Die Versicherungsgesellschaft ist neben der Unternehmensholding Vienna Insurance Group und ihrem Hauptaktionär – dem Wiener Städtischen Versicherungsverein – auch heute noch im Hochhaus untergebracht, das auf der Parzelle des im Zweiten Weltkrieg zerstörten Bürgerspitalfonds-Hauses errichtet wurde. Die Absicht, ein möglichst „amerikanisches Hochhaus“ zu bauen, ist sowohl an Boltensterns Entwurf als auch am Kontext seiner Realisierung abzulesen, fällt doch die Planungsphase in die Besatzungszeit und der Baugrund just an die Grenze des westlich besetzten Wiens zum russischen Sektor der Stadt.
Der Rohbau, mit dem im Juni 1953 begonnen wurde, ist als Stahlbetonskelett ausgeführt. Bemerkenswert – und hinsichtlich seines architektonischen Erscheinungsbildes wesentlich – sind die schlanken Stützen. Über die Jahrzehnte kam es zu einer Reihe von Erneuerungen und Adaptierungen am Gebäude. So wurde 1981 der Haupteingang neugestaltet, was einen niveaugleichen Eingang mit sich brachte, sowie automatische Schiebetüren, die unter das Vordach verlegt wurden.
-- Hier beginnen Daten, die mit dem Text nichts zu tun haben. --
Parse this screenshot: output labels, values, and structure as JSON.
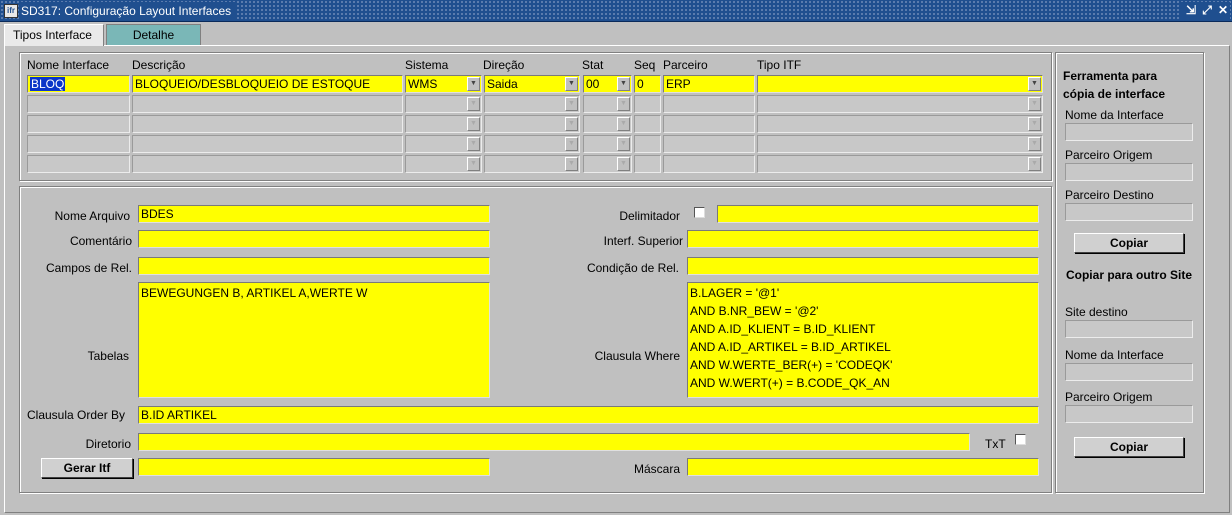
{
  "window": {
    "title": "SD317: Configuração Layout Interfaces",
    "app_icon_text": "ifr"
  },
  "tabs": [
    "Tipos Interface",
    "Detalhe"
  ],
  "grid": {
    "headers": {
      "nome": "Nome Interface",
      "descricao": "Descrição",
      "sistema": "Sistema",
      "direcao": "Direção",
      "stat": "Stat",
      "seq": "Seq",
      "parceiro": "Parceiro",
      "tipo_itf": "Tipo ITF"
    },
    "row1": {
      "nome": "BLOQ",
      "descricao": "BLOQUEIO/DESBLOQUEIO DE ESTOQUE",
      "sistema": "WMS",
      "direcao": "Saida",
      "stat": "00",
      "seq": "0",
      "parceiro": "ERP",
      "tipo_itf": ""
    }
  },
  "detail": {
    "nome_arquivo_label": "Nome Arquivo",
    "nome_arquivo": "BDES",
    "comentario_label": "Comentário",
    "comentario": "",
    "campos_rel_label": "Campos de Rel.",
    "campos_rel": "",
    "tabelas_label": "Tabelas",
    "tabelas": "BEWEGUNGEN B, ARTIKEL A,WERTE W",
    "delimitador_label": "Delimitador",
    "delimitador": "",
    "interf_superior_label": "Interf. Superior",
    "interf_superior": "",
    "condicao_rel_label": "Condição de Rel.",
    "condicao_rel": "",
    "clausula_where_label": "Clausula Where",
    "clausula_where": "B.LAGER = '@1'\nAND B.NR_BEW = '@2'\nAND A.ID_KLIENT = B.ID_KLIENT\nAND A.ID_ARTIKEL = B.ID_ARTIKEL\nAND W.WERTE_BER(+) = 'CODEQK'\nAND W.WERT(+) = B.CODE_QK_AN",
    "order_by_label": "Clausula Order By",
    "order_by": "B.ID  ARTIKEL",
    "diretorio_label": "Diretorio",
    "diretorio": "",
    "txt_label": "TxT",
    "gerar_itf_label": "Gerar Itf",
    "gerar_itf_value": "",
    "mascara_label": "Máscara",
    "mascara": ""
  },
  "sidebar": {
    "copy_tool_title": "Ferramenta para cópia de interface",
    "nome_interface_label": "Nome da Interface",
    "parceiro_origem_label": "Parceiro Origem",
    "parceiro_destino_label": "Parceiro Destino",
    "copiar_label": "Copiar",
    "copy_site_title": "Copiar para outro Site",
    "site_destino_label": "Site destino",
    "nome_interface2_label": "Nome da Interface",
    "parceiro_origem2_label": "Parceiro Origem",
    "copiar2_label": "Copiar"
  },
  "colors": {
    "field_active": "#ffff00",
    "title_bar": "#1f4f8f",
    "inactive_tab": "#7ab7b7"
  }
}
Doch auch als 1987 die Fassade des Gebäudes erneuert wurde, blieben Gesamteindruck und Erscheinungsbild von Turm und Nebengebäude im Wesentlichen unverändert. Neben den Büroräumlichkeiten beherbergt der Ringturm heute ein öffentlich zugängliches Ausstellungszentrum.
In den von Boris Podrecca neugestalteten ehemaligen Kassenhallen des Hauses werden bei freiem Eintritt regelmäßig Architekturausstellungen präsentiert, die ein besonderes Augenmerk auf die Baukultur Zentral- und Osteuropas legen. Ein einzigartiger Blick auf die Stadt eröffnet sich Gästen im 20. Stock des Gebäudes, von dem aus ein Rundumblick möglich ist.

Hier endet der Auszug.